This all sounds like an efficiency nightmare waiting to happen...
Let's see if I can offer some useful advice. What kinds of "suggestions" are you planning to do? Something like "green round widgets" could return the suggestion of "red round widgets"? Despite the "easiness" of knowing what you want to do, this is an incredibly complex algorithm to successfully pull off (as you're finding out).
What you could do is alter your query to:
$like = "%".trim(str_replace(' ','%',$_GET['q']))."%";
$query = "SELECT correct FROM spellcheck WHERE wrong LIKE '{$like}'";
This will put a query like "red green widgets" into the form "%red%green%widget%". This will provide a match to such entries as "blue red green widget", "red green round widget", etc. This might help you get closer to what you're looking for, while not becoming too complex.
You could also consider doing a regular expression check against the 'q' value from _GET so as to eliminate any non-alpha characters and space character. This can then disregard such issues as punctuation in a query (as well as helping to prevent potentially bad code from being injected into the DB).

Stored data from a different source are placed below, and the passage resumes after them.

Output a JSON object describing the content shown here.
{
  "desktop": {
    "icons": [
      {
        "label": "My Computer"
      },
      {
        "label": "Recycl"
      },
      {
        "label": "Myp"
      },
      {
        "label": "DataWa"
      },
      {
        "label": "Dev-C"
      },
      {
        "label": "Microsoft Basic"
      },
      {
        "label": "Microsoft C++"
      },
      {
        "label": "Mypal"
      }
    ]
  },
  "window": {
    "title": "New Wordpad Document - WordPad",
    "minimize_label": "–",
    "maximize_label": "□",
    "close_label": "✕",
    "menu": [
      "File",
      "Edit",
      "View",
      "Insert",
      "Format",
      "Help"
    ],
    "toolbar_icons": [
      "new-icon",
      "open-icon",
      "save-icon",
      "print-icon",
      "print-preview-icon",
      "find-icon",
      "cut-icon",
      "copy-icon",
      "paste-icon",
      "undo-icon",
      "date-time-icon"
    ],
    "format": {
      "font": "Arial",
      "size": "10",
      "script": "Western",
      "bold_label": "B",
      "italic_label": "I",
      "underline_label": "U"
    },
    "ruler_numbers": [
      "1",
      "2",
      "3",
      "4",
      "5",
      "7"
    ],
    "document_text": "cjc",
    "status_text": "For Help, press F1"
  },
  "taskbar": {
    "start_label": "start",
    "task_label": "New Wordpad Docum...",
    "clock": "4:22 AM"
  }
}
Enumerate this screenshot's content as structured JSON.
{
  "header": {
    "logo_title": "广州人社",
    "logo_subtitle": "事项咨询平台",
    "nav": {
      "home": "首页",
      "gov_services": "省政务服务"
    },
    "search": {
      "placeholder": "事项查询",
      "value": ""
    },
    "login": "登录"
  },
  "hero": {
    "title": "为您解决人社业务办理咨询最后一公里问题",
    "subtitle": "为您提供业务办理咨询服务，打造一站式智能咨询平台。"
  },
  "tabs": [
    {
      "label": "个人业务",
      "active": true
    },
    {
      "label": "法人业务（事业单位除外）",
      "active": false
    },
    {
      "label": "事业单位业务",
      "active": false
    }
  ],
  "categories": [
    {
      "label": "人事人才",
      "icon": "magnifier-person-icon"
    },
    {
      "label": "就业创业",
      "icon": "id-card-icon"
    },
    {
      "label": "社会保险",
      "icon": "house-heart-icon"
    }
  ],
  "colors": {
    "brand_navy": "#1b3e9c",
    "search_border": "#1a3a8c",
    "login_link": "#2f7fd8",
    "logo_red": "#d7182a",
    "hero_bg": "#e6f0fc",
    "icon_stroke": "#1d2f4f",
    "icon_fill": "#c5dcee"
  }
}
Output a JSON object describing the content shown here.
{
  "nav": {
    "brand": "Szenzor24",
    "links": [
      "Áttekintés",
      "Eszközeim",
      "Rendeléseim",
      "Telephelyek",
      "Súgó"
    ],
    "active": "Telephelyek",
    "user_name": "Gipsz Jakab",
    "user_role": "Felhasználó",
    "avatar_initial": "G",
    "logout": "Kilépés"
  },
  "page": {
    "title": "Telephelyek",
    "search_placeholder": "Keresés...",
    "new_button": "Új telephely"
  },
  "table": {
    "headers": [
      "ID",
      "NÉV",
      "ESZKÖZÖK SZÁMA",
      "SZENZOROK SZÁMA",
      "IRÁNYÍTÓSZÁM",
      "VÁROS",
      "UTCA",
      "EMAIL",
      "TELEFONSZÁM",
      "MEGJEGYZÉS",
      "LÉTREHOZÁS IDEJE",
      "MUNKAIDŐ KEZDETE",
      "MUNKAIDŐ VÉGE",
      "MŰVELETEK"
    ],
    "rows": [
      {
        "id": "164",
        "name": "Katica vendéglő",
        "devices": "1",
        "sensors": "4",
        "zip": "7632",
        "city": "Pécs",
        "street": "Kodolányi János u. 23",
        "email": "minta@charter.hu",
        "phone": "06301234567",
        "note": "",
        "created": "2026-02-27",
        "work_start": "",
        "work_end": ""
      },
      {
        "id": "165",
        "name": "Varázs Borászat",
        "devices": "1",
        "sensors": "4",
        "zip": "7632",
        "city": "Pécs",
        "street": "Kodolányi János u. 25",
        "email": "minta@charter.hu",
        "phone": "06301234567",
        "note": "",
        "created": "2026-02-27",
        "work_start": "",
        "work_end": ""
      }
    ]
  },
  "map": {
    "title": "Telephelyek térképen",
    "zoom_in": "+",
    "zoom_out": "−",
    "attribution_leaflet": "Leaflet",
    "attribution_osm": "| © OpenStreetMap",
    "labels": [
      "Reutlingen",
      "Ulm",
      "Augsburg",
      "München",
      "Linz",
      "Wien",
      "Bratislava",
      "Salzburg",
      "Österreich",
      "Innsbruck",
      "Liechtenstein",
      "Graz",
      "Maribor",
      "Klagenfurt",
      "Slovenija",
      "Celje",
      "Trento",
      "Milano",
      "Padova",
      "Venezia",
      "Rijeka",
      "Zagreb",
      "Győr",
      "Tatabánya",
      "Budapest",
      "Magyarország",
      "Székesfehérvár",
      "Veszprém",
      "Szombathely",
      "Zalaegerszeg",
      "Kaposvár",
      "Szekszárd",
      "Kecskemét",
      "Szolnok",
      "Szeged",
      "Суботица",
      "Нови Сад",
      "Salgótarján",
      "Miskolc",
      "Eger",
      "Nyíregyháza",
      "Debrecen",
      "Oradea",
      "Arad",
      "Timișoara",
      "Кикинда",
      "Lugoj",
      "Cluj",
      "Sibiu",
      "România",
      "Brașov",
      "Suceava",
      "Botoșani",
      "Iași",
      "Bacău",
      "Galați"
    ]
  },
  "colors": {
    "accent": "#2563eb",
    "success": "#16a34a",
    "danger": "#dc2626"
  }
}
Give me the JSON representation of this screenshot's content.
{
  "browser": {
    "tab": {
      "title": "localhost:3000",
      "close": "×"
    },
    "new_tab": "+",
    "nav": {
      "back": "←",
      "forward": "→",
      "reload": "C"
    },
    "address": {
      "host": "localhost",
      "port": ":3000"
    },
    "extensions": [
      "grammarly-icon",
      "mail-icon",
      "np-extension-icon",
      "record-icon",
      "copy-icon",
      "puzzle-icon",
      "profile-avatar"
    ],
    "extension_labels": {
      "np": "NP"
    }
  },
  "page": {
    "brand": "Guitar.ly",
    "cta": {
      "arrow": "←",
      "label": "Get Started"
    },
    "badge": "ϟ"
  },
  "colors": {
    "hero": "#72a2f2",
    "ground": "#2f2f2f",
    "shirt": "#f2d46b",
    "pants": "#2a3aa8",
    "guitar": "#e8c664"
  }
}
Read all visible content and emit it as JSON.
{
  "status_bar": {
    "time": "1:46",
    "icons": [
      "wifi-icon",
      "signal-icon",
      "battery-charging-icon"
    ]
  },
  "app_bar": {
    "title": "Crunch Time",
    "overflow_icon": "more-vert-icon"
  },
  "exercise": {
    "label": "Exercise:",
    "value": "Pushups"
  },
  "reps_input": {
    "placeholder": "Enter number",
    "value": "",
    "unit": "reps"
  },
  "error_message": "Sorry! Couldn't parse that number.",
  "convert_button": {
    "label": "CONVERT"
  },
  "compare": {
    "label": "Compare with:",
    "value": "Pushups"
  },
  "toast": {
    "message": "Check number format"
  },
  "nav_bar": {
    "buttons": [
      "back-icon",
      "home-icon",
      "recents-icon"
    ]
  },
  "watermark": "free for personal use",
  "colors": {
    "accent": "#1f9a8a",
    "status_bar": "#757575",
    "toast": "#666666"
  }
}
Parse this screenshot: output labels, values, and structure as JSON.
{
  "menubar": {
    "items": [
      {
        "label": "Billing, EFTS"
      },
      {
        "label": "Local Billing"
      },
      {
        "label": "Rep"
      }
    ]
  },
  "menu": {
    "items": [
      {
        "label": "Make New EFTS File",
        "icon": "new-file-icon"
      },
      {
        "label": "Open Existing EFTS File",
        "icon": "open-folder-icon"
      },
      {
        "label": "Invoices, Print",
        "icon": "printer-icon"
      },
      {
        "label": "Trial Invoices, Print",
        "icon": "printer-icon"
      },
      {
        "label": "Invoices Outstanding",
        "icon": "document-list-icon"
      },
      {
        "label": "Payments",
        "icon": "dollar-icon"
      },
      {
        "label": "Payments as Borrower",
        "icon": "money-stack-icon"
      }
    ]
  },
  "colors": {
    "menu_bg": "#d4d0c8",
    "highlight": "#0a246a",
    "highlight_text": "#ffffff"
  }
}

You could test it out by having it output each result (because the above will output multiple results, since more than one entry in the DB might match). For example, if your "spellcheck" table has values in the "wrong" column such as:
"large elephant food"
"medium elephant food"
"small elephant food"
And your user searches "food"... it could return all 3 of the above records as matches to 'food' (for example). So you'll need to consider modifying your code to loop through the results array.
But this will return any possible match, and you seem to only want one match returned. You could run PHP's function
similar_text() on the results to check how similar the query is to the "correction"... and then only display/use the one that is
most similar.
You'll have a bit of work to do to make this very accurate/useful. :)
Note that this is a very simplistic approach.